Thank you very much. I appreciated your attendance at our function, and thank you so much for the comments.
Absolutely, when we take a look at the list of services that are provided, we see that it is the bare minimum. It falls outside of what we would consider good care. You're absolutely right. When I take a look at a cavity on a tooth and there's no coverage for it, it would be like a medical doctor taking a look at some cancer and saying, “Well, that cancer is not quite big enough for me to operate on. I'm going to have to wait until it gets bigger.” That's the dilemma we face all the time in dealing with these sorts of situations.
The situations we face are life and death. These people are coming with incredible loads of disease—things we don't see in Canada—because of the poor nutrition, the poor preventative care they've had. They've had no fluoridated water. They have rampant cavities that infect nerves and cause abscesses in the tissues around.

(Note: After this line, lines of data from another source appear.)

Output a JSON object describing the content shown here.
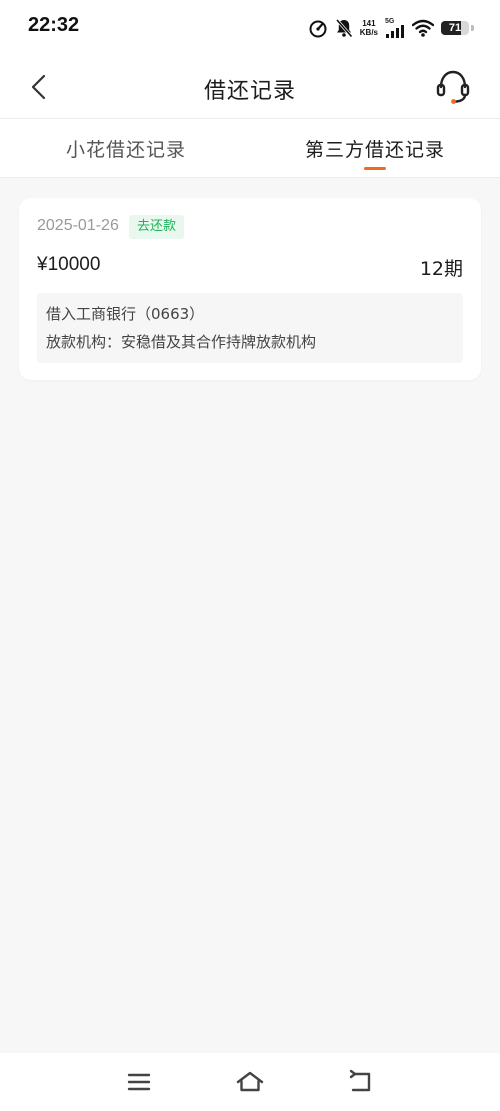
{
  "status_bar": {
    "time": "22:32",
    "net_speed_value": "141",
    "net_speed_unit": "KB/s",
    "network_type": "5G",
    "battery_level": "71",
    "icons": [
      "speedometer-icon",
      "bell-muted-icon",
      "signal-icon",
      "wifi-icon",
      "battery-icon"
    ]
  },
  "header": {
    "title": "借还记录",
    "back_icon": "chevron-left-icon",
    "service_icon": "headset-icon"
  },
  "tabs": [
    {
      "label": "小花借还记录",
      "active": false
    },
    {
      "label": "第三方借还记录",
      "active": true
    }
  ],
  "colors": {
    "accent": "#f06b1f",
    "badge_text": "#20b159",
    "badge_bg": "#e9f8ee",
    "page_bg": "#f7f7f7"
  },
  "records": [
    {
      "date": "2025-01-26",
      "status": "去还款",
      "amount": "¥10000",
      "term": "12期",
      "bank_line": "借入工商银行（0663）",
      "lender_line": "放款机构：安稳借及其合作持牌放款机构"
    }
  ],
  "nav_bar": {
    "icons": [
      "menu-icon",
      "home-icon",
      "back-icon"
    ]
  }
}
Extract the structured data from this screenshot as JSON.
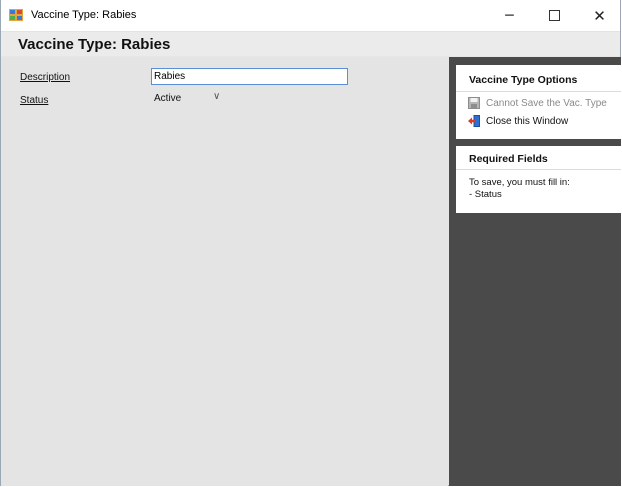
{
  "window": {
    "title": "Vaccine Type: Rabies",
    "minimize_glyph": "─",
    "close_glyph": "✕"
  },
  "header": {
    "title": "Vaccine Type: Rabies"
  },
  "form": {
    "description_label": "Description",
    "description_value": "Rabies",
    "status_label": "Status",
    "status_value": "Active",
    "status_chevron": "∨"
  },
  "options_panel": {
    "title": "Vaccine Type Options",
    "save_label": "Cannot Save the Vac. Type",
    "close_label": "Close this Window",
    "save_icon": "floppy-disk-icon",
    "close_icon": "exit-door-icon"
  },
  "required_panel": {
    "title": "Required Fields",
    "line1": "To save, you must fill in:",
    "line2": "- Status"
  },
  "colors": {
    "sidebar_bg": "#4a4a4a",
    "form_bg": "#e4e4e4",
    "input_focus_border": "#5c8fd6",
    "disabled_text": "#8a8a8a"
  }
}
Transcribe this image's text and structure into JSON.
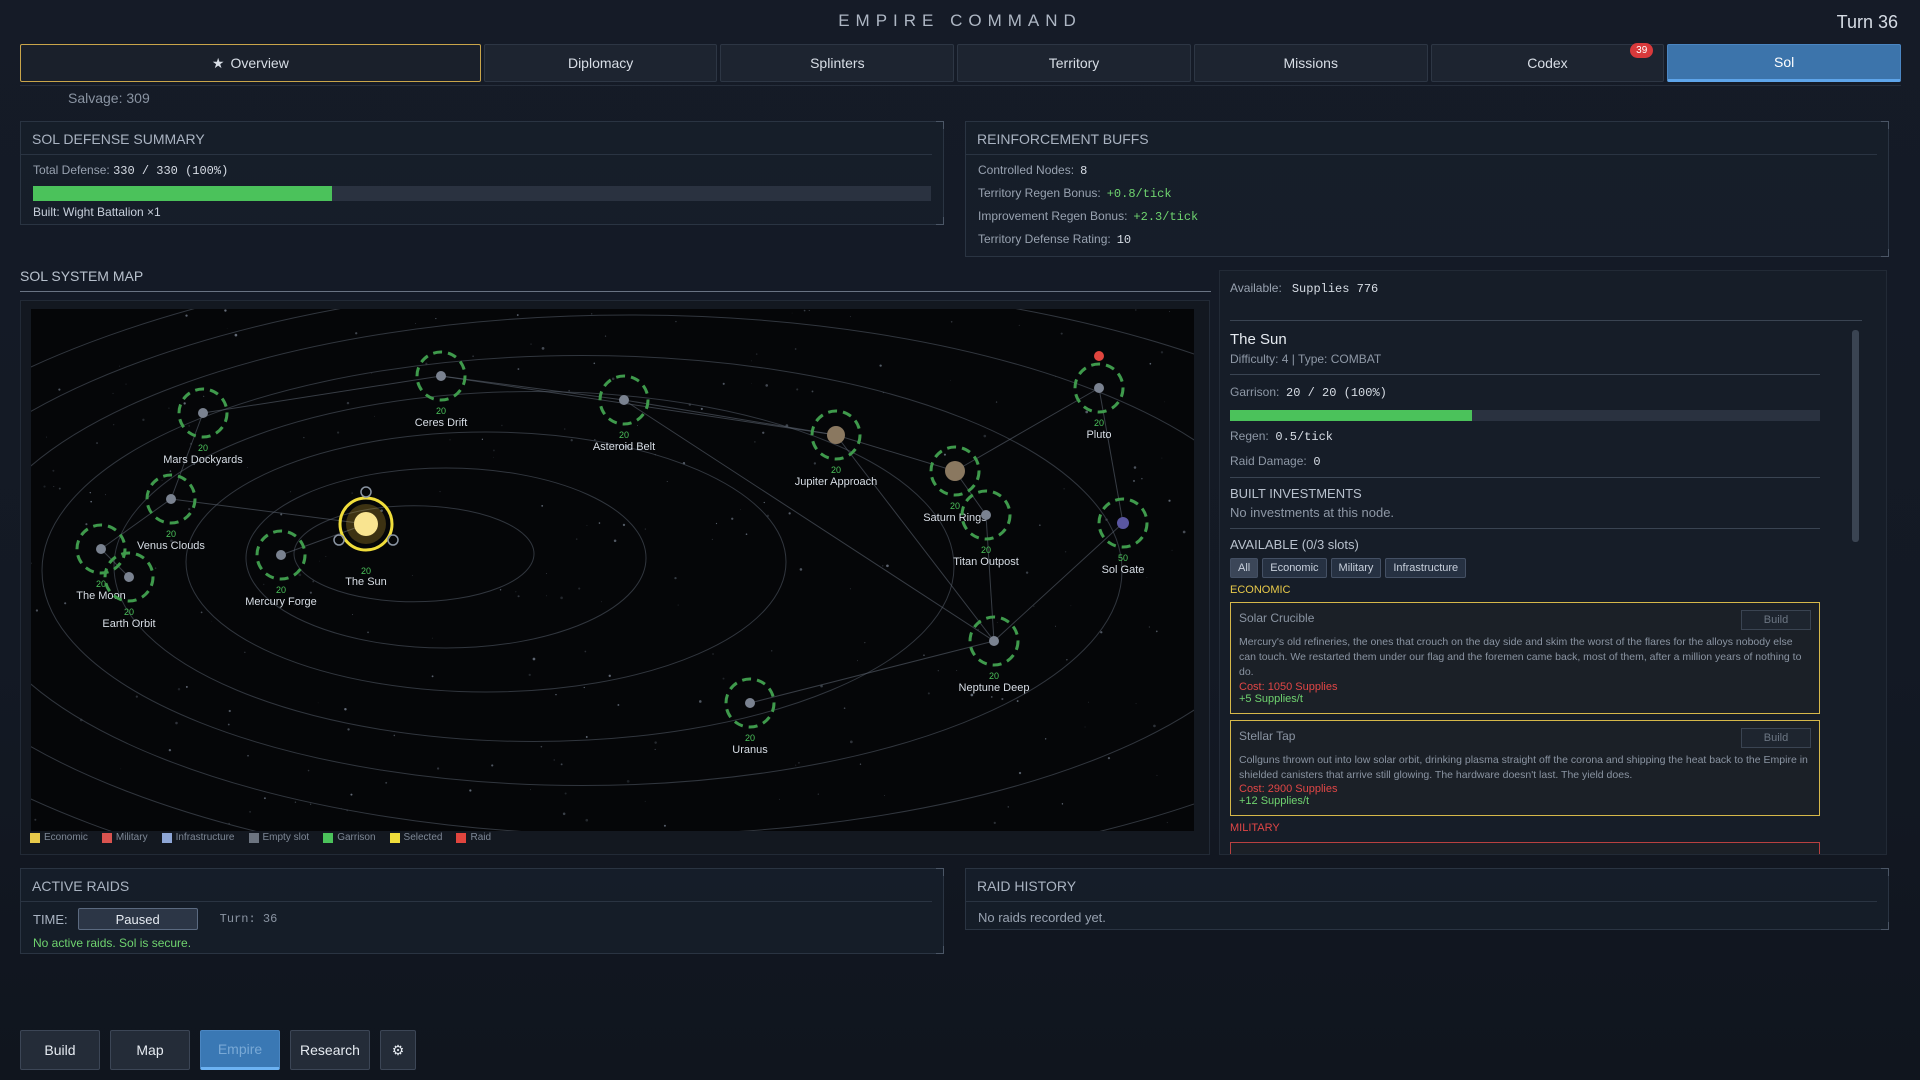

The liabilities are more than just a case of someone coming in with a chipped crown. These are people who, if we don't treat them, are going to end up in the hospital. People die of dental infection. We don't realize that in this country, but in the countries these people come from, it's a common enough occurrence. Absolutely we can't let these people exit our offices without providing them treatment.
It's inappropriate to have to pre-authorize for a surgical extraction for someone coming in with a facial abscess. The kinds of things we're looking at are open-and-drain, and there's a fee code for that, but It's not covered here. That's a basic minimum service. If someone comes with a facial abscess, we want to be able to get them out of it. Giving them an antibiotic and a painkiller and sending them out is not good treatment. It is something our regulators would look at poorly and it goes beyond what our ethics would dictate.
We need to provide better care than what is provided here, and that care is being provided. Dentists are providing it at no cost, which makes it sound as though we're not making money. The fact of the matter is that the overhead in our office is about 70%. What ends up happening is that if it's $1,000 worth of work, we've paid $700 towards that and done it for free, so we're losing money.
It's something that dentists do all the time. We generally don't complain about it, but when the load is increased to this extent, it's beyond our capacity to accept those sorts of numbers.